Chicago governor J.B. Pritzker criticized the photo shoot and the evocation of Little Village. “Making fun of our neighborhoods and communities is disgusting,” he said on social media. “Greg Bovino and his masked agents are not here to make Chicago safer. As children are tear gassed and U.S. citizens detained, they are posing for photo ops and producing reality TV moments.”

Chicago artist Michael Rakowitz, likewise, was outraged by the shoot.

“It offers a portal through which to talk about the things every Chicagoan is enduring right now, which is a horrible invasion and occupation of our city by these paramilitary forces,” Rakowitz said. “I do think they are a Gestapo that are uprooting and targeting and intimidating our most vulnerable neighbors.”

Federal agents have been extremely aggressive in their immigration enforcement raids in Chicago, deploying helicopters in an overnight raid on an apartment complex, using chemical agents near public schools, and handcuffing a city councilmember at a hospital, as PBS has reported, noting that more than 1,000 immigrants have been arrested since federal agents descended on the city. Federal agencies have also repeatedly used images of their agents in Chicago in social media posts. 

Anish Kapoor.

Photo George Darrell

Kapoor, the 1991 winner of the Turner Prize, did not immediately respond to an emailed request for comment, but he has pursued other organizations for using images of his work.

In 2018, Kapoor declared “victory” in a copyright infringement lawsuit against the National Rifle Association of America for using images of Cloud Gate in an online advertisement he called “abhorrent.” The NRA agreed to remove the image. The artist sought $150,000 in damages and a share of the NRA’s profits from new memberships after the ad aired. The suit was settled out of court, but the NRA said it did not compensate the artist.
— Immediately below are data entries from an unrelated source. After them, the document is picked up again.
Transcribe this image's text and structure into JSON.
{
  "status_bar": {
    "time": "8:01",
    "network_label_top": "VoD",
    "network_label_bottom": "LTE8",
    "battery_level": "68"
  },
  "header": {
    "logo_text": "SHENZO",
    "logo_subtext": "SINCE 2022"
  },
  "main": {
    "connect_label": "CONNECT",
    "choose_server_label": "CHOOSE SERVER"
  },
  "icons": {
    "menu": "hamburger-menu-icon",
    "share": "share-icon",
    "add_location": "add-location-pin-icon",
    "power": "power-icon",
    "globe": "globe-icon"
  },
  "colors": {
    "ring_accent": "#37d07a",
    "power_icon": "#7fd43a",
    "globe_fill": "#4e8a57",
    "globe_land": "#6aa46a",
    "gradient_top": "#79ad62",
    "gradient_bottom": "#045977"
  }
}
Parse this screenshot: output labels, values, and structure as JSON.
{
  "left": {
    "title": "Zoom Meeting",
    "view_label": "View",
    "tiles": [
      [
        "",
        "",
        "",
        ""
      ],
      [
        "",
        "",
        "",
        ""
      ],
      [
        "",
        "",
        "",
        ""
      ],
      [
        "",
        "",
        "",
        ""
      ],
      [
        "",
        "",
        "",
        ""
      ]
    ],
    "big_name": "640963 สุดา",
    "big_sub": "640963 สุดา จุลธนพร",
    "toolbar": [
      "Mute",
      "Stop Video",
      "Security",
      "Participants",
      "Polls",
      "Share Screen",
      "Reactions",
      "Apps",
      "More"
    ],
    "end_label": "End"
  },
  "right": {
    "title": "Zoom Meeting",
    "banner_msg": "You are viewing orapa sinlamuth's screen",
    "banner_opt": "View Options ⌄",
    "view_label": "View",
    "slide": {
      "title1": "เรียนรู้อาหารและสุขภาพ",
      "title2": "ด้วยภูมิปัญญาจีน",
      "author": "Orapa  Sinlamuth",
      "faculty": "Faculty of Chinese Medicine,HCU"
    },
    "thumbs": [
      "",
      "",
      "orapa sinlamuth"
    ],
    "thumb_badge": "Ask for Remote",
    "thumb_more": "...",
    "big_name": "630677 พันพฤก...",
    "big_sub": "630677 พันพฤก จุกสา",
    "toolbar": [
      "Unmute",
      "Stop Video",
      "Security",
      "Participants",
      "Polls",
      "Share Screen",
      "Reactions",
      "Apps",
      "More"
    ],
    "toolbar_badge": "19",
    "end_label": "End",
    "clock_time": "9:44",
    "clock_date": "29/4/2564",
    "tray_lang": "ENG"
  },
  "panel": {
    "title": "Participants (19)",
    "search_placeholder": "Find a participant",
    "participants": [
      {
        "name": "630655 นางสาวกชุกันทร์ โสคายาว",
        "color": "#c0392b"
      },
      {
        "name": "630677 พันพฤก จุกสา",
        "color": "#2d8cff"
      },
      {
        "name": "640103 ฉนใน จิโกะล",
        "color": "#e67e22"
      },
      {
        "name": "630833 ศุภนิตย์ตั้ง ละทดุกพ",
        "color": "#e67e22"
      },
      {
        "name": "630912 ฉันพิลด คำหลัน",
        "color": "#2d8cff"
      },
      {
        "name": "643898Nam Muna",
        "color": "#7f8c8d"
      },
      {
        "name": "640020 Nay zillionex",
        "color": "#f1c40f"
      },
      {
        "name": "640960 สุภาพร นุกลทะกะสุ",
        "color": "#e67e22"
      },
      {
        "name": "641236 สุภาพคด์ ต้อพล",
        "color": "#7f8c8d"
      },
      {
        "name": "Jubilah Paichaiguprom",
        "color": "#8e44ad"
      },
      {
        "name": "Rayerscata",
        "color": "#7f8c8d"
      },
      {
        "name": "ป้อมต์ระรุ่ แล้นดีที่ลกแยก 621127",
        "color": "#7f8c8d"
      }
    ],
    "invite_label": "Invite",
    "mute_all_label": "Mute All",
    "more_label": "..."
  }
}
Born in Mumbai to an Iraqi Jewish mother and an Indian father, Kapoor has been outspoken in his support of immigrants and refugees. At Los Angeles’s Union Station in 2017, during president Donald Trump’s first term, he unveiled a poster showing a self-portrait printed with the words “I Like America and America Doesn’t Like Me,” riffing on a famed Joseph Beuys artwork. That year, he pledged the $1 million reward that came with the Genesis Prize to organizations aiding Syrian refugees. In 2015, he had staged a walk across London with fellow immigrant artist Ai Weiwei to call attention to the refugee crisis.

Rakowitz did see an unintended benefit to the shoot, owing to the surface of Kapoor’s work. 

“I’m furious beyond words but the one thing that I’m grateful for is the reflective quality of the sculpture, because in the photos that have emerged, a lot of those agents are unmasked and you can see them from all different angles, so this makes identifying them that much easier,” he said. “Clearly, looking into a mirror doesn’t bother them. But when it comes to us needing to know who these people are, they can’t hide from us.”